Thursday, 22 September 2011

REVIEW: Midwinterblood by Marcus Sedgwick

Seven things you should know about Midwinterblood by Marcus Sedgwick

It is not often you read a book and want to go round hitting people over the head with it and saying READ THIS. And I'm sure it won't be necessary for me to do that as I think lots of people are going to read and fall in love with this book without me having to hit them. But that is just how I feel about this book - it is an epic, mythic amazing love story from a master craftsman and here are seven things you should know about it:

1. This story is about love

Midwinterblood is about Eric and Merle, whose love survives centuries and death as their souls meet again and again throughout time. The book is told in seven stories and in each one Eric and Merle meet in a different way. Once they are lovers, another time mother and son; they find each other as artist and muse, brother and sister and in one story they don’t even meet. But what is the same in every story is that they love each other. The book challenges the idea of seeing love only as romantic love and shows the different ways that two people can be so powerfully connected that they are prepared to sacrifice everything. You may get a bit weepy.

2. It is told in seven parts.
Each part of the book tells the story of a different Eric and Merle and is set in a different time. The first one is set in 2073. Eric is a journalist visiting a mysterious island called Blessed Isle, where apparently people never die. He meets and falls in love with a woman called Merle. As events take a turn for the creepy on the ever so slightly Wicker Man-like island, Eric feels like  he's been there before - and he has. Each story goes further back in time, revisiting the island at different moments, and we see that Eric and Merle's story spans thousands of years. Sedgewick writes in different styles, so that each story so that it seems to have come from the time it is set in. The first, has a Wicker Man-like feel in a future where the island is completely isolated from the modern world, while the story set in Victorian times is more gothic and the Viking story has a sense of the gruesome, matter-of-fact sagas.

3. Each story will get you hooked

Although the seven parts are of course all linked together, each one could be a story one its own. I found that I got caught up in each part, almost forgetting that this wasn’t the whole book, because of the way you immediately get to know and care about the characters. Alongside Eric and Merle there are a host of other people whose lives you glimpse in each part – particularly in the story set in 2011 and the one set at the second world war – and it was a bit of a shock to start a new chapter and to find all those people gone.

4. It was inspired by a painting
One of the things that inspired Marcus Sedgwick to write this book was seeing this painting in the National Museum in Stockholm:

It is Minvinterblot, painted by Carl Larsson in 1915 and shows the sacrifice of a pagan king in another to avert famine. Or, as Sedgwick noticed, it is moment just before the sacrifice. A frozen moment full of unknown tensions and smaller stories that called out for him to explore. This is the moment where Eric and Merle start their story and so trigger off all of the other stories.
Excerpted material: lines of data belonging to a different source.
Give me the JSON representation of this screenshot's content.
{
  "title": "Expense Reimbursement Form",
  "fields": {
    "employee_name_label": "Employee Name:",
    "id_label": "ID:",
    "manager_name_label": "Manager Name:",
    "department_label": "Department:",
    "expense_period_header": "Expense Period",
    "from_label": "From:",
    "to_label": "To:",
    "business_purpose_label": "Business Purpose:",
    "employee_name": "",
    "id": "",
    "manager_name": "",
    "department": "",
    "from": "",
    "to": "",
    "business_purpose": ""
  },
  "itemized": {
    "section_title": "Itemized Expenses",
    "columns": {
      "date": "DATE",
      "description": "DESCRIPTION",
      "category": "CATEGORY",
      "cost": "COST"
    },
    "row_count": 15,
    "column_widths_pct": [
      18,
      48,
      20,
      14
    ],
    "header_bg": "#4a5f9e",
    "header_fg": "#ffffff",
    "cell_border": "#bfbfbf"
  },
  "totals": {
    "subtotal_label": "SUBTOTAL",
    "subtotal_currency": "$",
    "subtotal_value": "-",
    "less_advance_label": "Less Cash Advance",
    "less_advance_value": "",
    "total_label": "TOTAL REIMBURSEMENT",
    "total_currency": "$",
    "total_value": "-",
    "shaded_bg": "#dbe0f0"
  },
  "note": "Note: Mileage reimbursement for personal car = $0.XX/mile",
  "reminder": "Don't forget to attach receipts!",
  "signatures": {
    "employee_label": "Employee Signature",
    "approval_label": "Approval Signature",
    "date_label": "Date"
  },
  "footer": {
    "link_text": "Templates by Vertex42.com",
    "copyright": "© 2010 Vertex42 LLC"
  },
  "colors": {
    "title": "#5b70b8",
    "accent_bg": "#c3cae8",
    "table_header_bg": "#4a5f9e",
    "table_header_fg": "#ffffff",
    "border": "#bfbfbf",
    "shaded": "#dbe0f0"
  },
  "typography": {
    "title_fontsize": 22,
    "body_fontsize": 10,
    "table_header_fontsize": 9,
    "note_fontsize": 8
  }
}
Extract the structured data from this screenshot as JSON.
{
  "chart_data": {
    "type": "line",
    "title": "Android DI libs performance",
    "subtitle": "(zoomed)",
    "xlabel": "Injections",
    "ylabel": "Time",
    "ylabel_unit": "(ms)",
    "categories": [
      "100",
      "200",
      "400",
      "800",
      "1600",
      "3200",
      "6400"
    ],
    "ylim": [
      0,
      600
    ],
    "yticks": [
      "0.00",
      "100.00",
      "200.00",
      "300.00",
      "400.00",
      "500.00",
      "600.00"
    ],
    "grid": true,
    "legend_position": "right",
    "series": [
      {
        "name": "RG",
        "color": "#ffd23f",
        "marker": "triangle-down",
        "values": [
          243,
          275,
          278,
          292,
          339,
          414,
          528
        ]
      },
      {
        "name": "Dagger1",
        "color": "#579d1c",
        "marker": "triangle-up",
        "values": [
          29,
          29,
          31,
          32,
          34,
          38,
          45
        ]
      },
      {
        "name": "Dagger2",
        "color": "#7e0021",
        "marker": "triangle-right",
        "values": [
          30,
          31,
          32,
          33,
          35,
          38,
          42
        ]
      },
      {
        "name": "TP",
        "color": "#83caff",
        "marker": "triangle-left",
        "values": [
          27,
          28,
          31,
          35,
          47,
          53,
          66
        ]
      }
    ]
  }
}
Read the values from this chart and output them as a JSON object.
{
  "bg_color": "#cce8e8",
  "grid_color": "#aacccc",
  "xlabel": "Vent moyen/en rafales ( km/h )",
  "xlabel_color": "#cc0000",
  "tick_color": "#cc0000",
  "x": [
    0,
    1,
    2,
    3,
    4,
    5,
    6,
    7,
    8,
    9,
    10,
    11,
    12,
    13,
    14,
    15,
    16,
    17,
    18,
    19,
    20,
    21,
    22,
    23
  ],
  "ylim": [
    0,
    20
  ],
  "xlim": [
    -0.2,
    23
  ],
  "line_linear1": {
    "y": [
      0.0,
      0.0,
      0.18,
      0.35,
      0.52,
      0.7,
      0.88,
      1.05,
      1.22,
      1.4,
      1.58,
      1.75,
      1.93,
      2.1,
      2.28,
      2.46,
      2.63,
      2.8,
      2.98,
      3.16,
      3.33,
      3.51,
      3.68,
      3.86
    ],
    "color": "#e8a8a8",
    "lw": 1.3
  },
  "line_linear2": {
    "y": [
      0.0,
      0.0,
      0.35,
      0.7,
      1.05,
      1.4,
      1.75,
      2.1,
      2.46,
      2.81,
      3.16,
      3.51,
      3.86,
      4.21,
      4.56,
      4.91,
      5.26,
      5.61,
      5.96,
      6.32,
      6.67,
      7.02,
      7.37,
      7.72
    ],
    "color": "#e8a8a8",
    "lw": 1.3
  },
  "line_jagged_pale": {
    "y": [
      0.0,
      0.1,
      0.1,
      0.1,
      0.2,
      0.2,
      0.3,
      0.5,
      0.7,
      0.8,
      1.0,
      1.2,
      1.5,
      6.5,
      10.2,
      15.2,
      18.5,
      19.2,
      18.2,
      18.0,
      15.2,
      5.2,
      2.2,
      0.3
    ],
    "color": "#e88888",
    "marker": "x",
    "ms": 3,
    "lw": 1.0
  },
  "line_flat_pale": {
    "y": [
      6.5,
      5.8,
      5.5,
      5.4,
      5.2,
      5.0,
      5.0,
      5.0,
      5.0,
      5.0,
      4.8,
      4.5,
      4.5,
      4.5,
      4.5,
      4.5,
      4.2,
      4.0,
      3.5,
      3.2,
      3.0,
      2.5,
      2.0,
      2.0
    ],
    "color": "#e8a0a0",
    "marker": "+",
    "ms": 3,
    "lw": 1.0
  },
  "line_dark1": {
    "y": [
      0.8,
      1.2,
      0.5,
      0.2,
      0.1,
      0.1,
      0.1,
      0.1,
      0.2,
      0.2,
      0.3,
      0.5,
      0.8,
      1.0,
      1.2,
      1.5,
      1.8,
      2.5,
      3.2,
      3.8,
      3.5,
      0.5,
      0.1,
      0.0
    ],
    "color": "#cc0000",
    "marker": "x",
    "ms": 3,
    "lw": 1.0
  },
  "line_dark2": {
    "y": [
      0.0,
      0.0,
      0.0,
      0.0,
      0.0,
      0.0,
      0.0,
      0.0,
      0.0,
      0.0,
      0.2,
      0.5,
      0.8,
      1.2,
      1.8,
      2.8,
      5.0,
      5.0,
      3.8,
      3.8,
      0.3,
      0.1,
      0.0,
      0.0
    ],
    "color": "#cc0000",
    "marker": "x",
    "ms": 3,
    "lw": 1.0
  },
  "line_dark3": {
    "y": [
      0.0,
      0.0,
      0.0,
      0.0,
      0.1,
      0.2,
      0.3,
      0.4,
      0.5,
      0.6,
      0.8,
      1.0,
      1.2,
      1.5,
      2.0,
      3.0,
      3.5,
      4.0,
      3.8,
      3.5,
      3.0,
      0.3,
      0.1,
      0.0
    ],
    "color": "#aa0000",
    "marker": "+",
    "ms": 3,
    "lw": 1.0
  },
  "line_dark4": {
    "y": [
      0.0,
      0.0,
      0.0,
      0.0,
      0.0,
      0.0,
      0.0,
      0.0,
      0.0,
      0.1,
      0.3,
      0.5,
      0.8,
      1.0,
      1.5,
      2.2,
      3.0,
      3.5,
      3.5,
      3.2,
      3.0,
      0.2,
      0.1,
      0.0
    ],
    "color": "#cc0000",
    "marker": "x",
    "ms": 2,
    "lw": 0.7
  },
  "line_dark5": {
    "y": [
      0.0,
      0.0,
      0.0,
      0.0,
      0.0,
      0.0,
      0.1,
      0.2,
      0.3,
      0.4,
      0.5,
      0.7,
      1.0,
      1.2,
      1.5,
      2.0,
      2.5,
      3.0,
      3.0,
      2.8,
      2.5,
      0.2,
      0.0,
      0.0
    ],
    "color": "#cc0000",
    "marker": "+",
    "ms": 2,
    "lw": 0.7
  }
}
The painting’s themes of sacrifice and connections between individuals surviving death are the driving force behind the whole book.  We see the events of the painting as they happened, we see them become legend for later inhabitants of the island and we then see an artist create the painting at the beginning of the 20th century. (Also, the evil-looking executioner man in the red robe is on the front cover.)

5. Look out for the hare

Yes, I know the picture is of a rabbit, but I like it because it is wearing glasses and reading a book. There are lots of linking objects running throughout all of the stories and phrases that different characters repeat. One of them is a hare, but I will leave you to find the rest as it is quite satisfying noticing echoes of one story in another. It makes you say 'oh, how clever', which is always good when reading. It makes you see how phrases, ideas and stories are handed down and repeated over centuries, changing and mutating over time, but that what remains the same throughout is people and the way they feel about each other. 

6. The power of storytelling 

Another thing I took from the book is the way that stories capture and preserve people's lives and keep them living after they are gone. (Just like it says at the beginning of the last Harry Potter book - SOB). The characters in the painting are preserved forever even though different audiences will interpret them differently. In one of the book’s sections a governess tells some children a story about two lovers and we see how the storyteller can alter what really happened through the way they shape their story. In another part of the book a young girl hears the story of a brave man, connecting her strongly to someone she never knew. 

7. It is really good and you should read it


Stars: SEVEN out of five

If you like this, you may like: Other books by Marcus Sedgwick, like White Crow, which I may have reviewed here. For another combination of love with frightening historical horrors, try Theresa Breslin’s Prisoner of the Inquistion. Or for epic sets of stories told over centuries and linked together, try David Mitchell’s Cloud Atlas.